Pakar Dorong Diplomasi Khusus RI ke Iran untuk Pastikan Keamanan Tanker Pertamina di Selat Hormuz

Pakar hubungan internasional Universitas Padjadjaran Teuku Rezasyah menilai Indonesia perlu memperkuat langkah diplomasi dengan Iran untuk memastikan keselamatan dua kapal tanker milik Pertamina yang tertahan di Selat Hormuz.

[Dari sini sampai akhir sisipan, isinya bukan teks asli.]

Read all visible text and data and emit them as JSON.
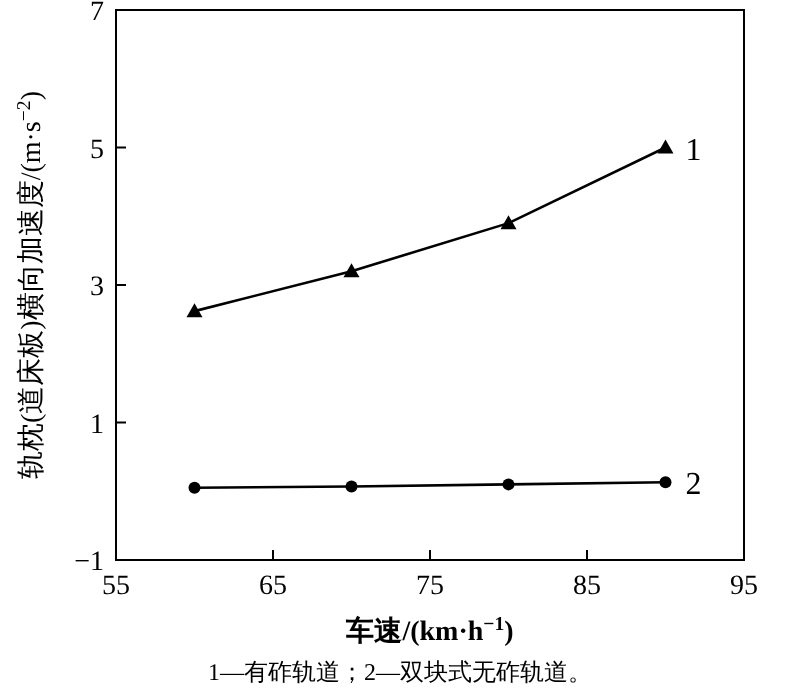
{
  "chart_data": {
    "type": "line",
    "xlabel": "车速/(km·h$^{−1}$)",
    "ylabel": "轨枕(道床板)横向加速度/(m·s$^{−2}$)",
    "annotations": [
      "1—有砟轨道；2—双块式无砟轨道。"
    ],
    "xlim": [
      55,
      95
    ],
    "xticks": [
      55,
      65,
      75,
      85,
      95
    ],
    "ylim": [
      -1,
      7
    ],
    "yticks": [
      -1,
      1,
      3,
      5,
      7
    ],
    "series": [
      {
        "name": "1",
        "color": "#000000",
        "marker": "triangle",
        "x": [
          60,
          70,
          80,
          90
        ],
        "values": [
          2.62,
          3.2,
          3.9,
          5.0
        ]
      },
      {
        "name": "2",
        "color": "#000000",
        "marker": "circle",
        "x": [
          60,
          70,
          80,
          90
        ],
        "values": [
          0.05,
          0.07,
          0.1,
          0.13
        ]
      }
    ],
    "legend": false,
    "grid": false
  }
}
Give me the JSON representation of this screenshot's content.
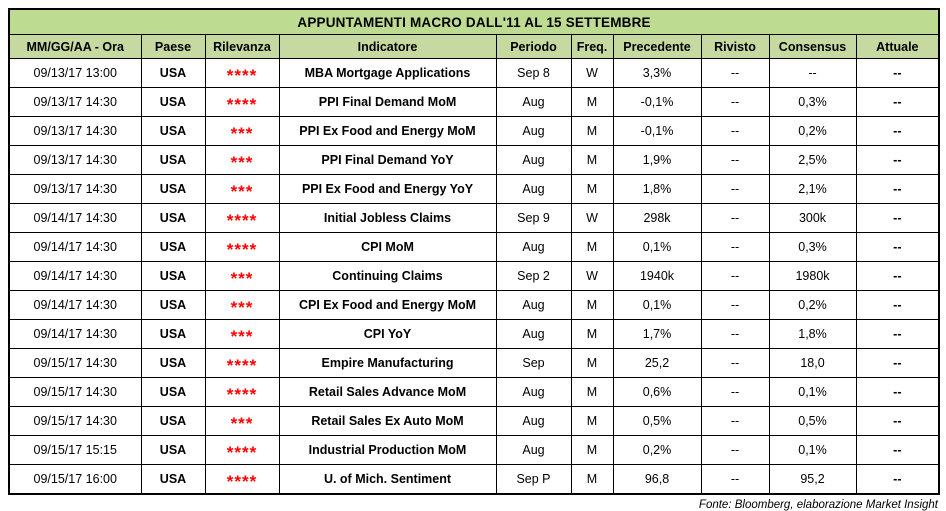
{
  "title": "APPUNTAMENTI MACRO DALL'11 AL 15 SETTEMBRE",
  "columns": [
    "MM/GG/AA - Ora",
    "Paese",
    "Rilevanza",
    "Indicatore",
    "Periodo",
    "Freq.",
    "Precedente",
    "Rivisto",
    "Consensus",
    "Attuale"
  ],
  "rows": [
    {
      "datetime": "09/13/17 13:00",
      "country": "USA",
      "relevance": "****",
      "indicator": "MBA Mortgage Applications",
      "period": "Sep 8",
      "freq": "W",
      "previous": "3,3%",
      "revised": "--",
      "consensus": "--",
      "actual": "--"
    },
    {
      "datetime": "09/13/17 14:30",
      "country": "USA",
      "relevance": "****",
      "indicator": "PPI Final Demand MoM",
      "period": "Aug",
      "freq": "M",
      "previous": "-0,1%",
      "revised": "--",
      "consensus": "0,3%",
      "actual": "--"
    },
    {
      "datetime": "09/13/17 14:30",
      "country": "USA",
      "relevance": "***",
      "indicator": "PPI Ex Food and Energy MoM",
      "period": "Aug",
      "freq": "M",
      "previous": "-0,1%",
      "revised": "--",
      "consensus": "0,2%",
      "actual": "--"
    },
    {
      "datetime": "09/13/17 14:30",
      "country": "USA",
      "relevance": "***",
      "indicator": "PPI Final Demand YoY",
      "period": "Aug",
      "freq": "M",
      "previous": "1,9%",
      "revised": "--",
      "consensus": "2,5%",
      "actual": "--"
    },
    {
      "datetime": "09/13/17 14:30",
      "country": "USA",
      "relevance": "***",
      "indicator": "PPI Ex Food and Energy YoY",
      "period": "Aug",
      "freq": "M",
      "previous": "1,8%",
      "revised": "--",
      "consensus": "2,1%",
      "actual": "--"
    },
    {
      "datetime": "09/14/17 14:30",
      "country": "USA",
      "relevance": "****",
      "indicator": "Initial Jobless Claims",
      "period": "Sep 9",
      "freq": "W",
      "previous": "298k",
      "revised": "--",
      "consensus": "300k",
      "actual": "--"
    },
    {
      "datetime": "09/14/17 14:30",
      "country": "USA",
      "relevance": "****",
      "indicator": "CPI MoM",
      "period": "Aug",
      "freq": "M",
      "previous": "0,1%",
      "revised": "--",
      "consensus": "0,3%",
      "actual": "--"
    },
    {
      "datetime": "09/14/17 14:30",
      "country": "USA",
      "relevance": "***",
      "indicator": "Continuing Claims",
      "period": "Sep 2",
      "freq": "W",
      "previous": "1940k",
      "revised": "--",
      "consensus": "1980k",
      "actual": "--"
    },
    {
      "datetime": "09/14/17 14:30",
      "country": "USA",
      "relevance": "***",
      "indicator": "CPI Ex Food and Energy MoM",
      "period": "Aug",
      "freq": "M",
      "previous": "0,1%",
      "revised": "--",
      "consensus": "0,2%",
      "actual": "--"
    },
    {
      "datetime": "09/14/17 14:30",
      "country": "USA",
      "relevance": "***",
      "indicator": "CPI YoY",
      "period": "Aug",
      "freq": "M",
      "previous": "1,7%",
      "revised": "--",
      "consensus": "1,8%",
      "actual": "--"
    },
    {
      "datetime": "09/15/17 14:30",
      "country": "USA",
      "relevance": "****",
      "indicator": "Empire Manufacturing",
      "period": "Sep",
      "freq": "M",
      "previous": "25,2",
      "revised": "--",
      "consensus": "18,0",
      "actual": "--"
    },
    {
      "datetime": "09/15/17 14:30",
      "country": "USA",
      "relevance": "****",
      "indicator": "Retail Sales Advance MoM",
      "period": "Aug",
      "freq": "M",
      "previous": "0,6%",
      "revised": "--",
      "consensus": "0,1%",
      "actual": "--"
    },
    {
      "datetime": "09/15/17 14:30",
      "country": "USA",
      "relevance": "***",
      "indicator": "Retail Sales Ex Auto MoM",
      "period": "Aug",
      "freq": "M",
      "previous": "0,5%",
      "revised": "--",
      "consensus": "0,5%",
      "actual": "--"
    },
    {
      "datetime": "09/15/17 15:15",
      "country": "USA",
      "relevance": "****",
      "indicator": "Industrial Production MoM",
      "period": "Aug",
      "freq": "M",
      "previous": "0,2%",
      "revised": "--",
      "consensus": "0,1%",
      "actual": "--"
    },
    {
      "datetime": "09/15/17 16:00",
      "country": "USA",
      "relevance": "****",
      "indicator": "U. of Mich. Sentiment",
      "period": "Sep P",
      "freq": "M",
      "previous": "96,8",
      "revised": "--",
      "consensus": "95,2",
      "actual": "--"
    }
  ],
  "footer": "Fonte: Bloomberg, elaborazione Market Insight",
  "colors": {
    "title_bg": "#bedb92",
    "header_bg": "#c6d9a0",
    "star": "#ff0000"
  }
}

Rezasyah mengatakan diperlukan pendekatan khusus kepada Iran agar kapal-kapal Indonesia dapat memperoleh akses melintas, tidak terbatas pada negara-negara tertentu. Menurut dia, para diplomat Indonesia di Iran perlu bekerja lebih keras agar Iran membukakan jalan dan memastikan keselamatan dua kapal tanker Pertamina tersebut.

Ia juga menyarankan pemerintah Indonesia meminta bantuan kepada pemerintah Iran agar jalur Selat Hormuz dibuka untuk kapal Indonesia.

Selain diplomasi terkait keselamatan pelayaran, Rezasyah menilai Indonesia perlu menunjukkan solidaritas yang lebih kuat kepada Iran di tengah serangan Amerika Serikat dan Israel terhadap Teheran yang disebut telah menyebabkan kematian Pemimpin Tertinggi Iran Ayatollah Ali Khamenei. Ia mengusulkan agar pemerintah mengirim pejabat tinggi untuk datang ke Kediaman Duta Besar Iran di Jakarta, termasuk dari berbagai kementerian, sebagai bentuk keseriusan dan sikap bersahabat.

Sebelumnya, pada Rabu malam (4/3), Menteri Energi dan Sumber Daya Mineral (ESDM) Bahlil Lahadalia menyatakan ada dua kapal tanker milik PT Pertamina International Shipping (PIS) yang terjebak di Selat Hormuz. Bahlil mengatakan kapal-kapal tersebut tengah bersandar untuk mencari tempat yang lebih aman sembari pemerintah melakukan negosiasi.

Sementara itu, terkait isu penutupan Selat Hormuz, Misi Tetap Iran untuk PBB membantah klaim bahwa Teheran menutup selat tersebut. Dalam pernyataan di platform media sosial X yang dikutip Kantor Berita Turki Anadolu pada Jumat, misi itu menyebut klaim tersebut tidak berdasar dan tidak masuk akal, serta menuduh Amerika Serikat telah membahayakan keamanan pelayaran di kawasan. Iran juga menyatakan tetap berkomitmen pada hukum internasional dan kebebasan navigasi.